Gwangju Plays: Ingress

Are you tired of playing the same boring games, or sitting on your couch staring aimlessly at a T.V.? Ingress may be the answer; a real world “massively multiplayer online game” (MMOG) that is taking over Gwangju.

Developed by Niantic, a Google subsidiary, the game takes place in an alternative version of the real world on your smart phones. According to the in-game storyline, players join either The Enlightened faction or the Resistance, two groups that are hunting for alien “exotic matter,” or XM. Participants download the app, and then use a Google Maps style interface to find portals––typically a historical landmark, museum, sculpture, convention center and other popular destination point around the world––that have this exotic matter. Each team competes to control as much of the XM as possible.

According to the Google Play store, there have been over 7 million downloads of the game so far worldwide, and now it is available to download on the iPhone as well. There are over six hundred Ingress members on Korea’s Google+, with more members being added every day.

Even though the game has been out for over two years and has developed an intricate back-story, it is not hard for a new user to join. Player Stephanie Peters said “There are two parts of Ingress,” said Stephanie Peters. “There’s the part where you run around blowing things up, basically playing ‘Capture-the-Flag’, and then there’s the part where there’s a complicated mobile storyline. We don’t really play storylines, which sounds like a big copout, but it’s a lot of backstory to catch up on.”

Ingress is only available in English, which can make it harder to enjoy the storyline for non-native speakers. Yang Hae-kwon (Ingress name: Samsungman) is a level 14 Resistance player. He’s one of the highest-ranking players in Gwangju and thinks that despite the language barrier, the mechanics of the game are easy. Of those who consider the game difficult, Yang is contemptuous. “They want to play in their chairs.”

Kim Jae-in (Ingress name: NeoJaein) is a level 8 member of the Enlightened team who thinks Ingress is the next step to gaming. “Some people say that Ingress is the third generation game. The first generation game is video games. The second-generation game is DDR (Xbox, Dance Dance Revolution.) That makes people wake up from the sofa. The third generation is Ingress. It’s getting out of the house to walk around.”

The easiest thing about the game, all of the players agreed, is how easy it is to commute and play the game.

“I have seen so much of Gwangju that I’ve never seen because the best possible places to go are the places you’ve never been,” says Peters. “I’m going to go to the 5.18 Sangmu Park and take a portal, and it gives you a reason to get out and stretch your legs and go hunt down cool things that you’ve never seen.”
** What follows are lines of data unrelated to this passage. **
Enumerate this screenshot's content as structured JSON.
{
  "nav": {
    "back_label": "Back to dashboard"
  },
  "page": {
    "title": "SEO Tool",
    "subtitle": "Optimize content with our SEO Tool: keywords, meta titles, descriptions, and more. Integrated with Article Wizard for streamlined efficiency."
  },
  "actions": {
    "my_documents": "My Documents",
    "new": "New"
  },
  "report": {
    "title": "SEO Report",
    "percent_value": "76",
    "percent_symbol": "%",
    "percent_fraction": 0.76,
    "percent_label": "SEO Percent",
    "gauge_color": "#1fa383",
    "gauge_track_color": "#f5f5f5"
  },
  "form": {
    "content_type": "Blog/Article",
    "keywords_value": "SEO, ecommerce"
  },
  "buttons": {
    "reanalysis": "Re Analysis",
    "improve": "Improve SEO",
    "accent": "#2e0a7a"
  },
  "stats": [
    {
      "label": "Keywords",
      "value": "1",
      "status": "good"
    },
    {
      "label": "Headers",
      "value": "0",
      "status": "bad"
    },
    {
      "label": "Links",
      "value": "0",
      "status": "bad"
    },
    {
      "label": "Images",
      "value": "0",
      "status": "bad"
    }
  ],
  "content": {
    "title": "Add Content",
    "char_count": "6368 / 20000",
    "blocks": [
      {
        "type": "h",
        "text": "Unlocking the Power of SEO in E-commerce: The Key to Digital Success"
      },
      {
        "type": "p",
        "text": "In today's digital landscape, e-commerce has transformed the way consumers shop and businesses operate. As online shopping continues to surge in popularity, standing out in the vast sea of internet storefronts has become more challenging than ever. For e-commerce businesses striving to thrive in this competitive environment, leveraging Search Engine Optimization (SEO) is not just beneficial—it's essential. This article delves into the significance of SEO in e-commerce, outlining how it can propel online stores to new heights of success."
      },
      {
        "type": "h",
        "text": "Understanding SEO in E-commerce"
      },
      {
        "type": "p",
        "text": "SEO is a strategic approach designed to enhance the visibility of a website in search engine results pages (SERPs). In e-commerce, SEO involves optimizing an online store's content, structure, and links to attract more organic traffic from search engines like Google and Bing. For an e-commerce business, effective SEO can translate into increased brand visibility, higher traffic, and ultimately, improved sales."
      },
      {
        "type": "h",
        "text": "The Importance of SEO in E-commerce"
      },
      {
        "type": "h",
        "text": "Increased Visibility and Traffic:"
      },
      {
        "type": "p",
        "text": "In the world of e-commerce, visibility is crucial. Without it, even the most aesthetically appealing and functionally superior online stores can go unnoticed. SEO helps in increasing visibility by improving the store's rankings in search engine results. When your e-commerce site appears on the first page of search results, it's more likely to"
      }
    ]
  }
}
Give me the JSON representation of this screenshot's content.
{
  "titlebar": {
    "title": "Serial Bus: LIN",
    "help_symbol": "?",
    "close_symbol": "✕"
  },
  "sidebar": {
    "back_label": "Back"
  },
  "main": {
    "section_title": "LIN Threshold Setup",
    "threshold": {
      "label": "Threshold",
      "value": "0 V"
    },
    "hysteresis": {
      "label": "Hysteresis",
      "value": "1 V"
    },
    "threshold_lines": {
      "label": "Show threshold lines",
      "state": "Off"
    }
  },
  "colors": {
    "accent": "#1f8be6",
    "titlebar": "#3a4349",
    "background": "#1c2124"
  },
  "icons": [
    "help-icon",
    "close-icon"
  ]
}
Brian Burgoyne (Ingress name: 1BigFool), is a level 8 player on the Resistance team. He went from weighing 90 kilograms to weighing 85 in a month just by playing the game. “I walk between 6-10 miles a day. That’s why I got into this game more is because it gave me a path. This is my purpose for the day, and then I add it up on Google maps, and that is eight miles.”

Gwangju’s tight-knit players are fiercely competitive. Right now the Enlightened team controls most of the downtown area, while the Resistance team has taken over the Sangmu area. In spite of their competitiveness, the factions were able to unite for a project this year entitled “Gwangju Lights.” In the game, once you capture a portal, you can connect the portals in an area and create a zone visible on the game map. This strengthens the area a team controls. The factions used their fields to spell out the Chinese symbol for light to represent Gwang (light) ju (province).

“It took an enormous amount of coordination, because it meant that no one in Gwangju was allowed to make fields for a week and a half,” said Burgoyne. “There was a truce for like a week and a half! We couldn’t blow things up. We couldn’t make fields so we could spell this out, and it was visible across the city. On the world map, you could see the first character for Gwangju. It was very cool.”